The business owner can avoid fees, testing and administration constraints found in larger plans that they’re not yet ready to handle. If he or she is looking for tax-free growth, the owner can contribute the same amounts to a Roth IRA if Adjusted Gross Income (AGI) is below $124,000 filing single and below $196,000 filing jointly.

Early growth

Once the business is up and running, owners may be looking for ways to defer even more compensation. At this point, he or she may consider a SEP IRA (Simplified Employee Pension). This works similarly to the Traditional IRA mentioned above, except the contribution limits go up to $57,000, or 20 percent of the net adjusted self-employment income, whichever is lower. Beware, the owner must make contributions to all eligible employees’ SEP IRA’s as an equal percentage of salary; employees are also immediately 100 percent vested in all contributions. The business owner might always stick with this plan if there are no employees or a small staff with low compensation (think of a consultant or contractor).

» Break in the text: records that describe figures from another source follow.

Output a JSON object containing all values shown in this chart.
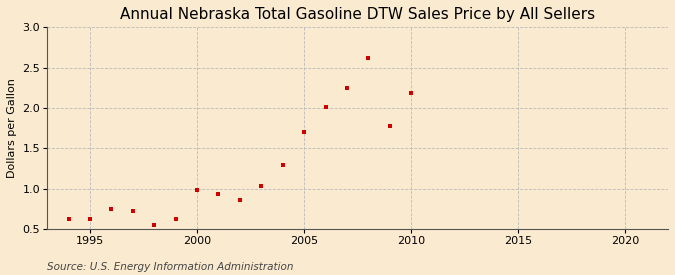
{
  "title": "Annual Nebraska Total Gasoline DTW Sales Price by All Sellers",
  "ylabel": "Dollars per Gallon",
  "source": "Source: U.S. Energy Information Administration",
  "background_color": "#faebd0",
  "marker_color": "#cc0000",
  "years": [
    1994,
    1995,
    1996,
    1997,
    1998,
    1999,
    2000,
    2001,
    2002,
    2003,
    2004,
    2005,
    2006,
    2007,
    2008,
    2009,
    2010
  ],
  "values": [
    0.62,
    0.63,
    0.75,
    0.72,
    0.55,
    0.63,
    0.98,
    0.93,
    0.86,
    1.03,
    1.3,
    1.7,
    2.01,
    2.25,
    2.62,
    1.78,
    2.19
  ],
  "xlim": [
    1993,
    2022
  ],
  "ylim": [
    0.5,
    3.0
  ],
  "xticks": [
    1995,
    2000,
    2005,
    2010,
    2015,
    2020
  ],
  "yticks": [
    0.5,
    1.0,
    1.5,
    2.0,
    2.5,
    3.0
  ],
  "grid_color": "#bbbbbb",
  "title_fontsize": 11,
  "label_fontsize": 8,
  "tick_fontsize": 8,
  "source_fontsize": 7.5
}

A similar company with more employees, but still fewer than 100, might consider a SIMPLE IRA (Savings Incentive Match Plan for Employees). Here the employer must contribute a matching contribution up to 3 percent of compensation, or a nonelective 2 percent for each eligible employee. Unlike the SEP, employees are allowed to contribute to this plan. The 2020 limits are $13,500 and $16,500 if over age 50. Both options are relatively inexpensive to set up and easily administered.

Mature companies

The larger company will likely consider a 401(k). These plans allow employees to defer up to $19,500 in 2020, and $26,000 if over age 50. An employer is not locked in to certain contributions every year.
However, anti-discrimination testing is present in the form of Actual Deferral Percentage (ADP) and Actual Contribution Percentage (ACP) tests. Much of this testing can be circumvented if the employer sets up a Safe Harbor 401(k), which contains either a matching provision or a non-elective contribution. Including a Profit-Sharing Plan may allow the deferral up to the 2020 maximum under one company of $57,000, or $63,500 if over age 50.

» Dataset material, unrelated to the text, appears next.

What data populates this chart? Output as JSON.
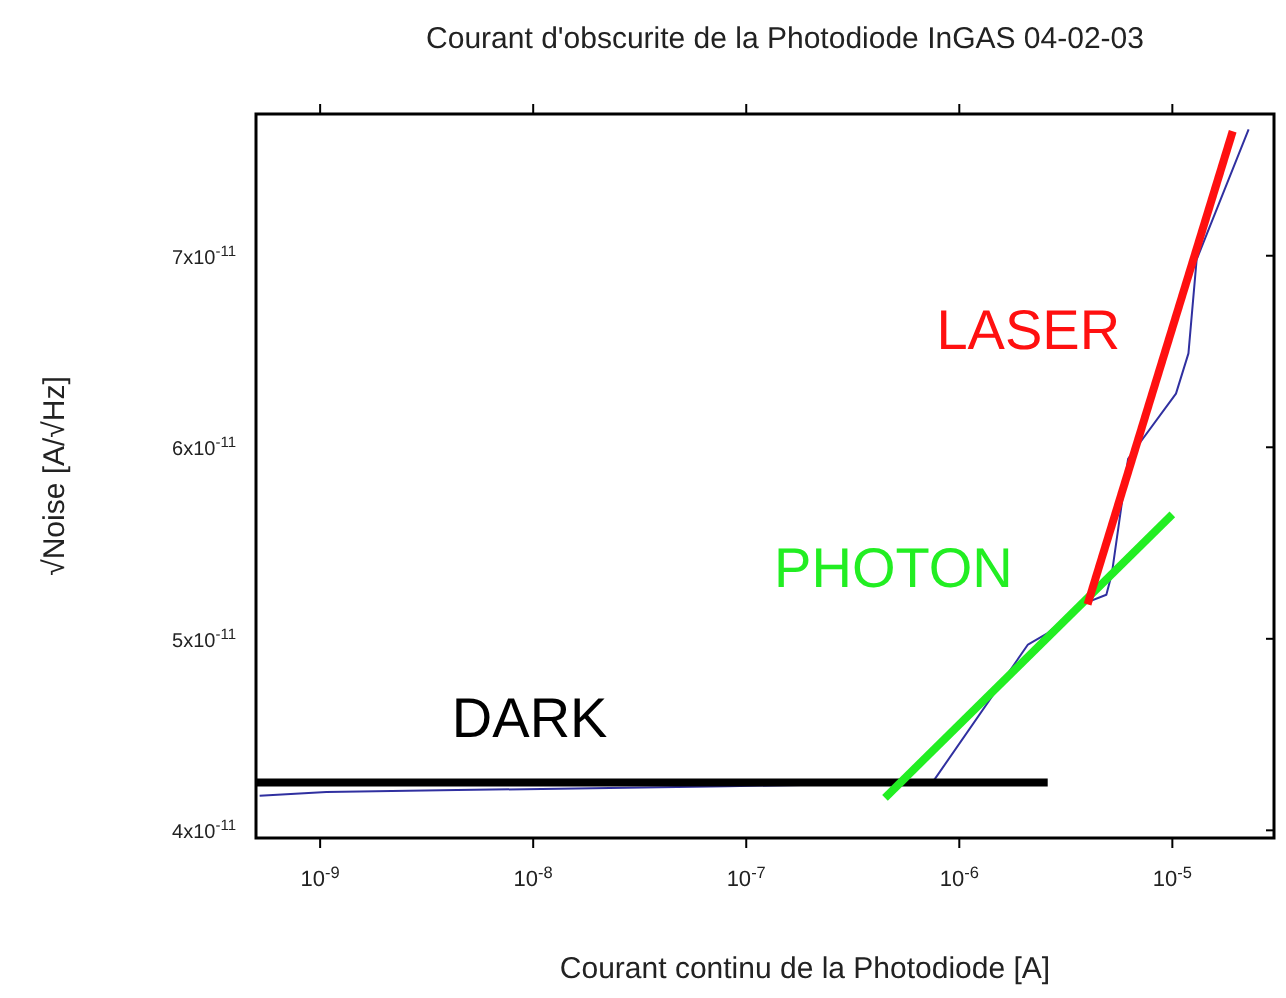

These plans are more complex and costly than those mentioned in the first two phases, as startup costs, annual maintenance, and fund management fees are necessary.

Alternatives

The plans addressed thus far are specific to retirement, offering certain tax deductions and tax-deferred growth advantages (or post-tax contributions with potential tax-free growth in the case of the Roth option), but with rules and restrictions governed by the Internal Revenue Code, such as liquidity issues in premature distribution penalties before age 59.5 and Required Minimum Distributions after age 72 (not including Roth monies).

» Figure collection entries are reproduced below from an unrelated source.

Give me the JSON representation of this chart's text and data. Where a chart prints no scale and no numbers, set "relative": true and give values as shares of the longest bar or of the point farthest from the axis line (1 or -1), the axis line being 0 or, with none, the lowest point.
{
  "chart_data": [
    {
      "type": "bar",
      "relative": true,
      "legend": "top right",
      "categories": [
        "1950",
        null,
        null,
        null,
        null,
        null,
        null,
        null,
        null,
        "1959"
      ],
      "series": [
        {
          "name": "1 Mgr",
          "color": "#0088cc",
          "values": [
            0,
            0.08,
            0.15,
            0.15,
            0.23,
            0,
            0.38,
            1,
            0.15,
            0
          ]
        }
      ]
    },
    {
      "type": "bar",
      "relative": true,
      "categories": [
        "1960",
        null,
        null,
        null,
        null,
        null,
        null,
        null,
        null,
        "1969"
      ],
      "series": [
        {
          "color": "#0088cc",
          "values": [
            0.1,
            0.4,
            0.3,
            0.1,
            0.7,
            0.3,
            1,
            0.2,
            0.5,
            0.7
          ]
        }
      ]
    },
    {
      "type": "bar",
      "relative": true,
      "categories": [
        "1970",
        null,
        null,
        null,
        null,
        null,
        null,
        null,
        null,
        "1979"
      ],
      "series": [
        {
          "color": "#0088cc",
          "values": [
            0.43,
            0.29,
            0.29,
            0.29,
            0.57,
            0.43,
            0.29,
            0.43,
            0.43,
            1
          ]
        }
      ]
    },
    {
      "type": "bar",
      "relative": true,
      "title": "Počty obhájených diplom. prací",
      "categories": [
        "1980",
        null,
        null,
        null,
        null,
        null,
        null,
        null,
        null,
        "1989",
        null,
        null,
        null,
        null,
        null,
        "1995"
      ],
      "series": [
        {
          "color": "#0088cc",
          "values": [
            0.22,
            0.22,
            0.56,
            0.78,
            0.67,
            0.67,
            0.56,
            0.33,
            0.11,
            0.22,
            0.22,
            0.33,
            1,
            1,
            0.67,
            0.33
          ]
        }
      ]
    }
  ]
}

Business owners can consider Non-Qualified Deferred Compensation arrangements, of which there are several options beyond the scope of this article. Some might entertain Defined Benefit Pension plans, usually in unique instances with very high cash flow and a smaller employee base. Lastly, a business owner can take advantage of all the other traditional wealth accumulation vehicles; non-qualified investment accounts, real estate, cash value life insurance, and the equity within their business.

Consistent funding of a sound retirement plan coordinated with tax advisors and financial advisors can present the business owner with comfort as they approach retirement, whether working remains in the picture or not.

Bryan M. Kuderna, CFP, RICP, LUTCF is the host of The Kuderna Podcast, author of Millennial Millionaire and founder of Kuderna Financial Team, a New Jersey-based financial services firm.